La fragmentación de los algoritmos de IA obliga a replantear la formación y competencias en el sector de la comunicación

Un estudio reciente, elaborado por las consultoras Good Rebels y Asesores a partir de cuatro informes de los sectores bancario, seguros, hoteles y telecomunicaciones, ha revelado que herramientas de Inteligencia Artificial como ChatGPT, Gemini, Perplexity y AI Overview operan bajo criterios radicalmente distintos a la hora de procesar la información y construir la reputación de las marcas.

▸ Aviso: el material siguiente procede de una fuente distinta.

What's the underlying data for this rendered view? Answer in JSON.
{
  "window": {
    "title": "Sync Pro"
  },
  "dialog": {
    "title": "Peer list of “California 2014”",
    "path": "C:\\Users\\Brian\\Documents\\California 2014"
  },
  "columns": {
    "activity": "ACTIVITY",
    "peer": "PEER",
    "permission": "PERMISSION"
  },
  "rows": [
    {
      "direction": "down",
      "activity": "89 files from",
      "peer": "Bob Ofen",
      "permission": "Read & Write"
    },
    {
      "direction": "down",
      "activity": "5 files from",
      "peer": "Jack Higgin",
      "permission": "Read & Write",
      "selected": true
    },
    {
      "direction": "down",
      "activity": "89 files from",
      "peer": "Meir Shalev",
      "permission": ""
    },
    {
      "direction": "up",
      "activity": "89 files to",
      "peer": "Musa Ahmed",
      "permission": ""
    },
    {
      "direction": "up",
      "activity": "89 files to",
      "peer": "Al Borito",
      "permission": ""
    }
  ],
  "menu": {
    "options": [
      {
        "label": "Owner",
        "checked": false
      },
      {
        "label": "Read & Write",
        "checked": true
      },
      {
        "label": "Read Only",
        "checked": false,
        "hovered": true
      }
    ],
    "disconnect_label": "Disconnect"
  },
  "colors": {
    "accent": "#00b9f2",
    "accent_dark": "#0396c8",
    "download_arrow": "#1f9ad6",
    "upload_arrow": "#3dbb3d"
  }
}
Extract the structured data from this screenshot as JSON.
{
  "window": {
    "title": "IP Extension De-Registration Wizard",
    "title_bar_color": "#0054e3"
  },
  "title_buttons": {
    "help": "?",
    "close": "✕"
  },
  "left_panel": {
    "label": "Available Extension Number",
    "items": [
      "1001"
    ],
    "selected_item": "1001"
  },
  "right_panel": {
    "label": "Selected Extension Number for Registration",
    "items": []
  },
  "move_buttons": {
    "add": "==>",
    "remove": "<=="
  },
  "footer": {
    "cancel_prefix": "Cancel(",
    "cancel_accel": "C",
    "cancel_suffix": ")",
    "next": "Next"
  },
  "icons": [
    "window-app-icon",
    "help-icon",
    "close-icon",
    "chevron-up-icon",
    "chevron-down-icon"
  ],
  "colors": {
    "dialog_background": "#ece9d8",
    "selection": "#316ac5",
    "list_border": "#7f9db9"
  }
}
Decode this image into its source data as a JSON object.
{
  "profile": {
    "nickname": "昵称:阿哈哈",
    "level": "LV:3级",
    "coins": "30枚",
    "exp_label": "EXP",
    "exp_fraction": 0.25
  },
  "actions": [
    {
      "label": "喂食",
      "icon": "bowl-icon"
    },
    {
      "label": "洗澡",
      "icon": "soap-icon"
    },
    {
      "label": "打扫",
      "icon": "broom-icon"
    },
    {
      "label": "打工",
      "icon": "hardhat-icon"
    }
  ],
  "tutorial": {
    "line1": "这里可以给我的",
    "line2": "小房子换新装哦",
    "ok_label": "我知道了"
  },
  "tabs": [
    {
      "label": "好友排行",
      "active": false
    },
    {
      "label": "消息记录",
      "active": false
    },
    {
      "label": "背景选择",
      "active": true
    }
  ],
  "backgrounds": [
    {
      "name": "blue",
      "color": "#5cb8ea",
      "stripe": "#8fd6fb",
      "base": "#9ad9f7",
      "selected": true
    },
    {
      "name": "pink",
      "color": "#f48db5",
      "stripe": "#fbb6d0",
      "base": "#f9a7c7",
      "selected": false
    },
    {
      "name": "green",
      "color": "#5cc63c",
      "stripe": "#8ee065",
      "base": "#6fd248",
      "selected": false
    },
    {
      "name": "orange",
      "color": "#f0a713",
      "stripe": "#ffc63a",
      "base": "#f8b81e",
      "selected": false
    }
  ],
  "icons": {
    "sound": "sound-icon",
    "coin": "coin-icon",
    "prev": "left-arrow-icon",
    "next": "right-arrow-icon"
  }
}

Este análisis, basado en más de 40.000 respuestas a través de 10.000 instrucciones de texto (prompts) por plataforma, confirma la aparición de un «cuarto territorio» para medir la reputación de las compañías, que se suma a los medios tradicionales, buscadores y redes sociales.

Para UGT Publicidad, esta fragmentación tecnológica empieza a impactar de lleno en el día a día de las plantillas de las agencias, ya que los profesionales se ven obligados a multiplicar sus tareas de optimización de motores generativos (GEO) para adaptar un mismo contenido a las exigencias específicas de cada modelo.

Además, advertimos de que este incremento exponencial de la complejidad técnica no puede traducirse en una sobrecarga laboral desmedida ni en la exigencia de disponibilidad fuera de la jornada de trabajo establecida por convenio.

Asimismo, los datos sectoriales demuestran que, mientras Perplexity prioriza en un 78% las webs corporativas y comparadores, ChatGPT muestra una sensibilidad del 24,7% hacia la cobertura informativa de los medios tradicionales. Esta disparidad obliga a diversificar de manera milimétrica las fuentes —requiriendo entre 4 y 8 referencias según el ámbito técnico analizado—, lo que transforma radicalmente los perfiles profesionales exigidos en el mercado y demanda planes urgentes de recualificación y formación interna a cargo de las empresas.

Frente a un escenario donde la IA ya condiciona las decisiones corporativas de forma opaca, resulta prioritario garantizar que la automatización de procesos no se utilice como justificación para amortizar puestos de trabajo o precarizar las categorías profesionales existentes. La adaptación a la denominada «reputación algorítmica» debe ser regulada mediante la negociación colectiva. Además, los comités de empresa han de auditar el uso de los algoritmos de acuerdo con la legislación vigente.